As we progress into the new normal-or what I like to call the new economy-we expect suptech initiatives to become part of the business as usual stance in bank supervision.

This is especially so as we welcome the entry of digital banks as a new category of banks in the Philippines.

We are looking forward to fully reaping the other benefits of suptech, such as reduced costs for doing away with laborious manual data validation and increased capability towards a predictive and proactive risk and compliance monitoring.

Suptech, however, no matter how technologically advanced it may become, remains a tool in the hands of human supervisors.

Hence, it becomes a great challenge to central banks to continually upgrade their financial supervisors' technological skills to ensure that their capabilities remain up to date and able to tackle the increasing complexities of financial supervision.

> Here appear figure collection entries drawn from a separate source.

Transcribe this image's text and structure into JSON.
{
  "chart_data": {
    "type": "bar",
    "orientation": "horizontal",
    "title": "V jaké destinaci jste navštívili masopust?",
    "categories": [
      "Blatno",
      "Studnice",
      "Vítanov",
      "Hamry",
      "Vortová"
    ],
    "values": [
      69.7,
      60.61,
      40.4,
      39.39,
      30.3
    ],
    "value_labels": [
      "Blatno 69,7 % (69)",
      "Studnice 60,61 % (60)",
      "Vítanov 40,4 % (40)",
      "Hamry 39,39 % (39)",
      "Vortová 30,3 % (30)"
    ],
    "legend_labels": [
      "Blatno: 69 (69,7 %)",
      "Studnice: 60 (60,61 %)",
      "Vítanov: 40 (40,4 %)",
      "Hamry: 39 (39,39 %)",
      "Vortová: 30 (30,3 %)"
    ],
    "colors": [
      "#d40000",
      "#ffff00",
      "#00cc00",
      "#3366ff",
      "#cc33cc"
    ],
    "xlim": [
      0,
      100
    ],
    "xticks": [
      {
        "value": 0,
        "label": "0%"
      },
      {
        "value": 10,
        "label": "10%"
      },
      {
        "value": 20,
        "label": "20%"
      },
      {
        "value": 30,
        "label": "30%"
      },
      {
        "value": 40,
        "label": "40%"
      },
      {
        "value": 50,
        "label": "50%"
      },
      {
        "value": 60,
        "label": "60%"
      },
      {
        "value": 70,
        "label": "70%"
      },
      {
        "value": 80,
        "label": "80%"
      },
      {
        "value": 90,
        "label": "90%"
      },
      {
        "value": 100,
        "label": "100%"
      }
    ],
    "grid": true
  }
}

I suspect that this process is currently creating a new breed of technologically savvy financial supervisors that are able to make evidence-based decisions and formulate data-driven strategies at a faster pace than ever before.  

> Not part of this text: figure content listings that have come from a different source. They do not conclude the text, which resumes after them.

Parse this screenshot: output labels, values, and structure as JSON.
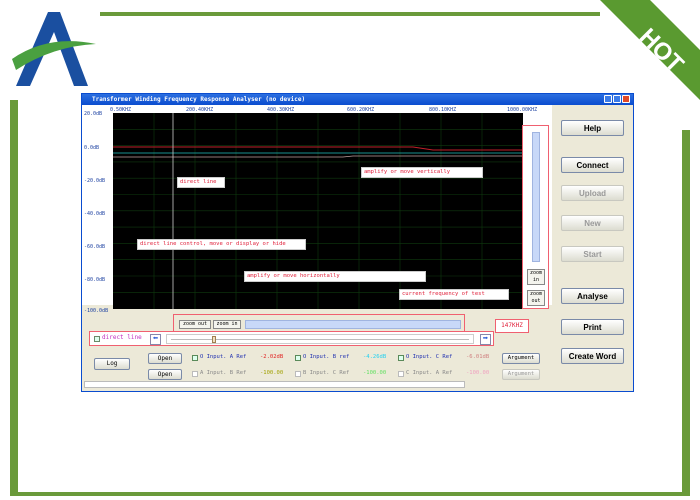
{
  "logo": {
    "letter": "A"
  },
  "ribbon": {
    "text": "HOT"
  },
  "window": {
    "title": "Transformer Winding Frequency Response Analyser (no device)"
  },
  "chart": {
    "y_labels": [
      "20.0dB",
      "0.0dB",
      "-20.0dB",
      "-40.0dB",
      "-60.0dB",
      "-80.0dB",
      "-100.0dB"
    ],
    "x_labels": [
      "0.50KHZ",
      "200.40KHZ",
      "400.30KHZ",
      "600.20KHZ",
      "800.10KHZ",
      "1000.00KHZ"
    ],
    "series_colors": [
      "#c0202a",
      "#20c0c0",
      "#c0a0a0"
    ]
  },
  "annotations": {
    "direct_line": "direct line",
    "vertical": "amplify or move vertically",
    "direct_control": "direct line control, move or display or hide",
    "horizontal": "amplify or move horizontally",
    "current_freq": "current frequency of test",
    "freq_value": "147KHZ"
  },
  "vzoom": {
    "zoom_in": "zoom in",
    "zoom_out": "zoom out"
  },
  "hzoom": {
    "zoom_out": "zoom out",
    "zoom_in": "zoom in"
  },
  "direct_line_checkbox": "direct line",
  "buttons": {
    "help": "Help",
    "connect": "Connect",
    "upload": "Upload",
    "new": "New",
    "start": "Start",
    "analyse": "Analyse",
    "print": "Print",
    "create_word": "Create Word",
    "log": "Log"
  },
  "rows": [
    {
      "open": "Open",
      "items": [
        {
          "label": "O Input. A Ref",
          "value": "-2.02dB",
          "color": "#e02020",
          "checked": true
        },
        {
          "label": "O Input. B ref",
          "value": "-4.26dB",
          "color": "#20d0f0",
          "checked": true
        },
        {
          "label": "O Input. C Ref",
          "value": "-6.01dB",
          "color": "#d08080",
          "checked": true
        }
      ],
      "argument": "Argument"
    },
    {
      "open": "Open",
      "items": [
        {
          "label": "A Input. B Ref",
          "value": "-100.00",
          "color": "#a0a000",
          "checked": false
        },
        {
          "label": "B Input. C Ref",
          "value": "-100.00",
          "color": "#60e060",
          "checked": false
        },
        {
          "label": "C Input. A Ref",
          "value": "-100.00",
          "color": "#f0a0c0",
          "checked": false
        }
      ],
      "argument": "Argument"
    }
  ]
}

At the same time, these supervisors are poised to act quickly, proactively, prudently, and mindfully to maximize the benefits of these technologies while minimizing the attendant risks to the financial system.

As the financial system continues to rapidly develop because of technology, you can expect the central banks and financial supervisors to also evolve as necessary.

While we virtually see each other today in the central bank stream of SAP Financial Services Live 2020, a nagging questions comes to mind – what is in store for us in the next year's SAP Financial Services Live?

As I ponder upon this question, I end confident that you will find the talks in this stream interesting and useful.

Thank you very much for your attention.